Le droit à la réparation est devenu un enjeu majeur de la politique environnementale française et européenne. Entre la loi AGEC de 2020, les directives européennes de 2024 et les évolutions réglementaires de 2026, les consommateurs disposent aujourd'hui d'un arsenal juridique solide pour faire valoir leur droit à réparer plutôt qu'à remplacer. Ce guide fait le point sur les textes en vigueur et leurs implications concrètes.
La loi AGEC : le socle du droit à la réparation
La loi Anti-Gaspillage pour une Économie Circulaire (AGEC), promulguée le 10 février 2020, a posé les fondations du droit à la réparation en France. Parmi ses mesures phares : l'obligation d'afficher un indice de réparabilité sur certains produits, la garantie de disponibilité des pièces détachées, la création du Bonus Réparation via le fonds réparation, et l'interdiction de l'obsolescence programmée.
La loi AGEC a également renforcé la garantie légale de conformité en étendant la présomption d'antériorité du défaut à 2 ans pour les biens neufs, facilitant ainsi les recours des consommateurs en cas de panne prématurée.
L'indice de réparabilité : une obligation en expansion
Depuis janvier 2021, l'indice de réparabilité est obligatoire sur cinq catégories de produits : smartphones, ordinateurs portables, téléviseurs, lave-linge et tondeuses.
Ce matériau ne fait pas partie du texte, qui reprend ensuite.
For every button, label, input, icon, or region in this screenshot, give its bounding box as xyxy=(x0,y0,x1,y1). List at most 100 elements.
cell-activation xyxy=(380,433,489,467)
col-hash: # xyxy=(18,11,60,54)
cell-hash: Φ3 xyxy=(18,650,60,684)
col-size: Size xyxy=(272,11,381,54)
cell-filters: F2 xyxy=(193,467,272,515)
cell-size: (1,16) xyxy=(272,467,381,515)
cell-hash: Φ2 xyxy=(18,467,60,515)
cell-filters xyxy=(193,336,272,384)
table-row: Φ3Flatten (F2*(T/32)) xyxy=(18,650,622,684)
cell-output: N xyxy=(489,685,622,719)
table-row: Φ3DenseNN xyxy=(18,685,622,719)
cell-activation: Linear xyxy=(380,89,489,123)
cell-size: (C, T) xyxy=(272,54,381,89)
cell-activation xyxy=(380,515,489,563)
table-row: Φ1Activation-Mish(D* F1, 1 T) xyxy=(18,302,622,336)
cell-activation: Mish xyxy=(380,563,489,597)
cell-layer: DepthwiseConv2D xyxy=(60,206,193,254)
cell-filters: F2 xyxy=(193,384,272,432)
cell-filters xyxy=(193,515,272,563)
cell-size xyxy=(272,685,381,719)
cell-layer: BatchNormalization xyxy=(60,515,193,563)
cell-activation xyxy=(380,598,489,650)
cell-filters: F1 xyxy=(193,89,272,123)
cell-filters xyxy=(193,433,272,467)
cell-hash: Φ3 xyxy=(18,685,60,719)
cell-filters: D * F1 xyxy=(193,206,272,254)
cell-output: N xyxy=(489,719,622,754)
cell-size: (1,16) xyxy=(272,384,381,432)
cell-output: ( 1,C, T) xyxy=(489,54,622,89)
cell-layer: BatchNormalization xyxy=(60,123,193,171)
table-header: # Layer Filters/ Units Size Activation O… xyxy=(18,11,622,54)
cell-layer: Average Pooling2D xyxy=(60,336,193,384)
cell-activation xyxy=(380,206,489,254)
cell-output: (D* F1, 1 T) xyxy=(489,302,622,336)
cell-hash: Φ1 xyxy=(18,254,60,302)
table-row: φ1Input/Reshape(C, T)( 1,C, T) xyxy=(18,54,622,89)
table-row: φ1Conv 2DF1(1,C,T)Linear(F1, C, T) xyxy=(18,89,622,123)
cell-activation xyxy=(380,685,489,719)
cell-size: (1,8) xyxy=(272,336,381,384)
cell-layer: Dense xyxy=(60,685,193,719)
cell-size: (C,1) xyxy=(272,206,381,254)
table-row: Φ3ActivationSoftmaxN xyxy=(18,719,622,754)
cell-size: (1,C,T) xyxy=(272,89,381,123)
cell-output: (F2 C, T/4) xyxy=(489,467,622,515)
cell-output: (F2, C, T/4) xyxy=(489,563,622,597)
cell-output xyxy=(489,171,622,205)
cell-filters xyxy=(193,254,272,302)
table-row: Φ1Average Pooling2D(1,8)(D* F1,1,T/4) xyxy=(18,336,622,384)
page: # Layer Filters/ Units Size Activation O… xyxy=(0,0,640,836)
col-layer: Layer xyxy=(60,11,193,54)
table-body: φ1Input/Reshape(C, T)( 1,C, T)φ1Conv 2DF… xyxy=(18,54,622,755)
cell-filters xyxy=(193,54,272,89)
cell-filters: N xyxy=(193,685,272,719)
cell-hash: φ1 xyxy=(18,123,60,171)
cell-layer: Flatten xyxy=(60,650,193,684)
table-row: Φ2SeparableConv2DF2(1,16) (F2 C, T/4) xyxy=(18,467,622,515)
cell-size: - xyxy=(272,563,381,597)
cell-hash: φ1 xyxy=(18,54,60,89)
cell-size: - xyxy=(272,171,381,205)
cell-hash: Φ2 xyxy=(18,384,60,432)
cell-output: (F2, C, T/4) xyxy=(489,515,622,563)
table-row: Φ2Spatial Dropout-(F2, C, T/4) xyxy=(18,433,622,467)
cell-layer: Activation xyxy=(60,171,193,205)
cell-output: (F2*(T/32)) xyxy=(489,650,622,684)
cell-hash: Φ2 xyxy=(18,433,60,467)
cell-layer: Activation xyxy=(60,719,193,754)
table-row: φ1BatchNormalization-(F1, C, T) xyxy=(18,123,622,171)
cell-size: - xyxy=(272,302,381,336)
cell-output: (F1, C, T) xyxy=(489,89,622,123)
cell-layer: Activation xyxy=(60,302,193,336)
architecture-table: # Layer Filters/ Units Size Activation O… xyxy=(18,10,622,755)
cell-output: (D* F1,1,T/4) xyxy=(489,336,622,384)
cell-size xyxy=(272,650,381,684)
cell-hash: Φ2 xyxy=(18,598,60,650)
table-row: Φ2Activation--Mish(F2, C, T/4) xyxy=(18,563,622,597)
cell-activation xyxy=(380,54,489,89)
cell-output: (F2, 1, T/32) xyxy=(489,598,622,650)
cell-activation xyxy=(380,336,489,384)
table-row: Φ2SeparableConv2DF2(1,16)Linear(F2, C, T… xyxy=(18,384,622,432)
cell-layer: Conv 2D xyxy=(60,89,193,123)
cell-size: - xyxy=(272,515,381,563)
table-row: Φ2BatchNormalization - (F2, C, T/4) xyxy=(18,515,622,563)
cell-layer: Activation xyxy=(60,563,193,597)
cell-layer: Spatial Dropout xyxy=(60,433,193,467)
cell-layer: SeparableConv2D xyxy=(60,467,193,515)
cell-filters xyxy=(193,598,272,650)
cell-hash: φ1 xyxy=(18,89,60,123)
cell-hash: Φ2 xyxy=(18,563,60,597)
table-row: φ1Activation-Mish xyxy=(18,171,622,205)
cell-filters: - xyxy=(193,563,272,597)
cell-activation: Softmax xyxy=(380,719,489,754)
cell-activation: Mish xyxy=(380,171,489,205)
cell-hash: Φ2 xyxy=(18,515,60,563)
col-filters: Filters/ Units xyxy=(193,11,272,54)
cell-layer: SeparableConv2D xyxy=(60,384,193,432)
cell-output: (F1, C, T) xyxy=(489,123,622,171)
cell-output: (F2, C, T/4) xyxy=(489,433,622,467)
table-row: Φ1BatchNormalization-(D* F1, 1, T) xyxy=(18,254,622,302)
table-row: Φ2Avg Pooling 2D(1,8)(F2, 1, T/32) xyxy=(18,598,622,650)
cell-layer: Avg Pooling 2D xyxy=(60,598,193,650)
La note sur 10 évalue la facilité de démontage, la disponibilité des pièces détachées, le prix des pièces et l'accès à la documentation technique. En 2026, l'indice s'étend progressivement à de nouvelles catégories et évolue vers un indice de durabilité plus complet.
La directive européenne sur le droit à la réparation
Adoptée en 2024, la directive européenne sur le droit à la réparation renforce les obligations des fabricants à l'échelle de l'Union européenne. Elle impose aux fabricants de réparer les produits même après l'expiration de la garantie légale, à un coût raisonnable. Elle garantit l'accès aux pièces détachées et aux outils de diagnostic pour les réparateurs indépendants. Elle interdit les pratiques de verrouillage logiciel empêchant la réparation par des tiers.
Cette directive, en cours de transposition dans le droit français, viendra compléter et renforcer les dispositions de la loi AGEC.
Les obligations des fabricants en 2026
En 2026, les fabricants sont soumis à plusieurs obligations en matière de réparabilité. Ils doivent garantir la disponibilité des pièces détachées pendant une durée minimale (variable selon les catégories, généralement 5 à 10 ans après la fin de commercialisation). Ils doivent fournir aux réparateurs professionnels la documentation technique nécessaire. Ils doivent afficher l'indice de réparabilité sur les produits concernés. Et ils ne peuvent pas conditionner la garantie à l'utilisation exclusive de leur réseau SAV pour les réparations hors garantie.
Ce que cela signifie pour les consommateurs
En tant que consommateur, vous disposez en 2026 de droits solides. Vous pouvez exiger la réparation plutôt que le remplacement pendant la période de garantie. Vous avez accès au Bonus Réparation pour les appareils hors garantie. Vous pouvez choisir librement votre réparateur (QualiRépar ou autre) sans perdre vos droits. Et vous disposez d'informations transparentes sur la réparabilité des produits grâce à l'indice obligatoire.
Le rôle des réparateurs QualiRépar dans cet écosystème
Les réparateurs labellisés QualiRépar sont les acteurs centraux de ce nouveau droit à la réparation. En tant que professionnels certifiés, ils sont habilités à appliquer le Bonus Réparation et constituent le maillon entre le consommateur et les éco-organismes. L'annuaire Reparea recense plus de 2 000 réparateurs certifiés sur tout le territoire français.